Systemic Contradictions
The registry proposal appears particularly questionable given recent sweeping cuts to healthcare funding. The current administration has cut $1.3 billion from the CDC’s budget and reduced NIH autism research funding by $2.5 billion while advocating for expanded data collection in this case. The cuts undermine the government’s capacity to manage sensitive health information responsibly. A notable example of this issue, which predated the last 100 days, is the 2021 COVID-19 data breach that affected the CDC.
The proposal’s scientific premise also raises concerns. Claims about “curing autism by September” ignore the established medical understanding of autism as a neurodevelopmental difference rather than a disease and minimize the obvious impact of the administration’s targeting and defunding of university-led research initiatives. Meanwhile, chronic underfunding of special education programs leaves schools struggling to meet existing obligations, let alone implement sweeping new initiatives.
Compliance Realities for Healthcare Organizations
Security and Legal Risks
Implementing such a registry would face substantial practical barriers. The HITECH Act’s encryption requirements would strain already underfunded government IT systems. Laws like Illinois’ Biometric Information Privacy Act create significant financial liability for data mishandling, with penalties of up to $5,000 per violation.
The case of Excellus Health Plan illustrates these risks. In 2021, Excellus was fined $5.1 million for HIPAA security failures that exposed patient data. If established healthcare organizations with dedicated compliance teams struggle with these requirements, government agencies operating with reduced budgets would likely fare worse.
Maintaining Standards Amid Political Shifts
This controversy offers important lessons for healthcare providers and organizations handling protected health information.

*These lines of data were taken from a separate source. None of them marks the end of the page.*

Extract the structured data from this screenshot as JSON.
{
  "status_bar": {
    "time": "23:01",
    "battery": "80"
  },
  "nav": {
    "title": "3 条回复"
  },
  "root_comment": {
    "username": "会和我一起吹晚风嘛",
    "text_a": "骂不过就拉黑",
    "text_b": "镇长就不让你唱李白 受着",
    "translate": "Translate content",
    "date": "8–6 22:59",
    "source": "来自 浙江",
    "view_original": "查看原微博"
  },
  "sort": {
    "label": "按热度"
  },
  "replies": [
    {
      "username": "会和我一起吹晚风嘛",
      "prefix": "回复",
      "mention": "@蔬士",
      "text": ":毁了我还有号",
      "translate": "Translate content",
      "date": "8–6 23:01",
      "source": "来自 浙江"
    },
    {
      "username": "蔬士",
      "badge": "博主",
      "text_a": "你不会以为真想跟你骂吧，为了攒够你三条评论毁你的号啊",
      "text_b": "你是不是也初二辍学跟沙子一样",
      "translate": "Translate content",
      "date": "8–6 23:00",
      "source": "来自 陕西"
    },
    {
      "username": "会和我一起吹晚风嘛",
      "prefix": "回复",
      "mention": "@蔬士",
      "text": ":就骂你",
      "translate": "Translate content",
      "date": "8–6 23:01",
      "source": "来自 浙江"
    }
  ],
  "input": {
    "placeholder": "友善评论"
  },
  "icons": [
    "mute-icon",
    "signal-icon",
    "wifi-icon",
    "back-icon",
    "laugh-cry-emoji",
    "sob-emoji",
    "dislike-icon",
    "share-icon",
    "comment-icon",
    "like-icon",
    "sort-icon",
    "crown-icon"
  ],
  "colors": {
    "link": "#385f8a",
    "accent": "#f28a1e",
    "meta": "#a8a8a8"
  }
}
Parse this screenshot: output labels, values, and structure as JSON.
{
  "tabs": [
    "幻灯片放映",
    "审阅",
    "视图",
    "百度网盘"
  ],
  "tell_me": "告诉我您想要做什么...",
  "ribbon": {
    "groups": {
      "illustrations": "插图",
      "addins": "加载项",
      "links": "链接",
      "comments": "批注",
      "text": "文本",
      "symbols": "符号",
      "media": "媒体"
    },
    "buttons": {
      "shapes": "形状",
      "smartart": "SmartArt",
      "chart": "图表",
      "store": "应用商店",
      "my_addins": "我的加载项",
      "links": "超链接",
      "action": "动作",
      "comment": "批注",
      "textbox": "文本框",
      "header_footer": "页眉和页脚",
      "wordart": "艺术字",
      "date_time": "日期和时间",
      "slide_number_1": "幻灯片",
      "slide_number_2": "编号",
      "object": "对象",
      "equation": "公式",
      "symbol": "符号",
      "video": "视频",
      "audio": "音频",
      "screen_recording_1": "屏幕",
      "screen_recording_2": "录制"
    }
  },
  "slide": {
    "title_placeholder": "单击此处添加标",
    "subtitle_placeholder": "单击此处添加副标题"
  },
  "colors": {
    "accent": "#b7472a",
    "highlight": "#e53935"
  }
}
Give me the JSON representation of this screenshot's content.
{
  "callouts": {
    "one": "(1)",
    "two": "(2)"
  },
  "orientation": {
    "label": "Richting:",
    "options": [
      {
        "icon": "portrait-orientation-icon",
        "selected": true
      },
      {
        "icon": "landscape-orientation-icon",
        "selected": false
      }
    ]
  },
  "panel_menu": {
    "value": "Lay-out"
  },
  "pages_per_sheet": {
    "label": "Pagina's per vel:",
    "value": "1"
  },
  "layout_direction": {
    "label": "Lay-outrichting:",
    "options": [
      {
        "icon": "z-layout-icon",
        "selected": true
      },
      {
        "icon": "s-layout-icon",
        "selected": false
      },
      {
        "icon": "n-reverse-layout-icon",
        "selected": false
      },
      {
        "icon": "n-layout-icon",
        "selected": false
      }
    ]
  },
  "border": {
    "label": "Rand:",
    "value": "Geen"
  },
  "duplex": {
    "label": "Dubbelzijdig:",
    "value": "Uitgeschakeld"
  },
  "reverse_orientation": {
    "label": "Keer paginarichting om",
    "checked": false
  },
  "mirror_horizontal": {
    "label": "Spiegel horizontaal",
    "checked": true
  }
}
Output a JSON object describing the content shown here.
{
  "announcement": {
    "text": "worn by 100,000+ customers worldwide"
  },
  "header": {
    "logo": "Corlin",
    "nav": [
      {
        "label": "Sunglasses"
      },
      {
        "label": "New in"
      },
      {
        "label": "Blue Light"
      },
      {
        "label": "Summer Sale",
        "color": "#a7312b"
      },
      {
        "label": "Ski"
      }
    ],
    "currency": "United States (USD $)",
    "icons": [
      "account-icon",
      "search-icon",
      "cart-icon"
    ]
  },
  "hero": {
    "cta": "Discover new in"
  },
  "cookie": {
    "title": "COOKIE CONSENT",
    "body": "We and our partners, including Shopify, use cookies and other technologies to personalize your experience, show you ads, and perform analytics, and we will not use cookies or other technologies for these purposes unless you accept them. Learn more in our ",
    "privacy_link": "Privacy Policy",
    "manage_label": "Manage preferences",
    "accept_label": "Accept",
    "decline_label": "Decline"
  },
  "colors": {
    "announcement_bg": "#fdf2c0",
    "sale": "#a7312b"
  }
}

Regulatory environments change with administrations, but privacy risks remain constant. Regardless of political winds, organizations that maintain rigorous compliance standards position themselves best for long-term success.
Documentation of how your company has adopted common-sense compliance standards in similar cases is particularly important. When enforcement priorities shift, thorough records demonstrating consistent compliance provide crucial protection. The HIPAA Wall of Shame, which publicizes major health data breaches, is a constant reminder of the risks involved.
Conclusion: Protecting Privacy in Practice
The swift retreat from the autism registry proposal demonstrates that while imperfect, HIPAA’s protections and public opinion can still prevent or mitigate potential government overreach. It also clearly demonstrates that public vigilance remains crucial in safeguarding medical privacy. For healthcare organizations, the path forward involves treating HIPAA requirements as a baseline rather than a goal. Organizations must develop compliance programs that can withstand political changes and emerging challenges.
The fundamental question isn’t whether the government can access medical data, but whether it should do so without a compelling justification and proper safeguards. Before expanding access, federal agencies (and private companies that handle sensitive health or medical data) should demonstrate that they can protect the health information they already hold. Until then, maintaining strict privacy standards regardless of who currently occupies the Oval Office remains our best defense against overreach and underregulation.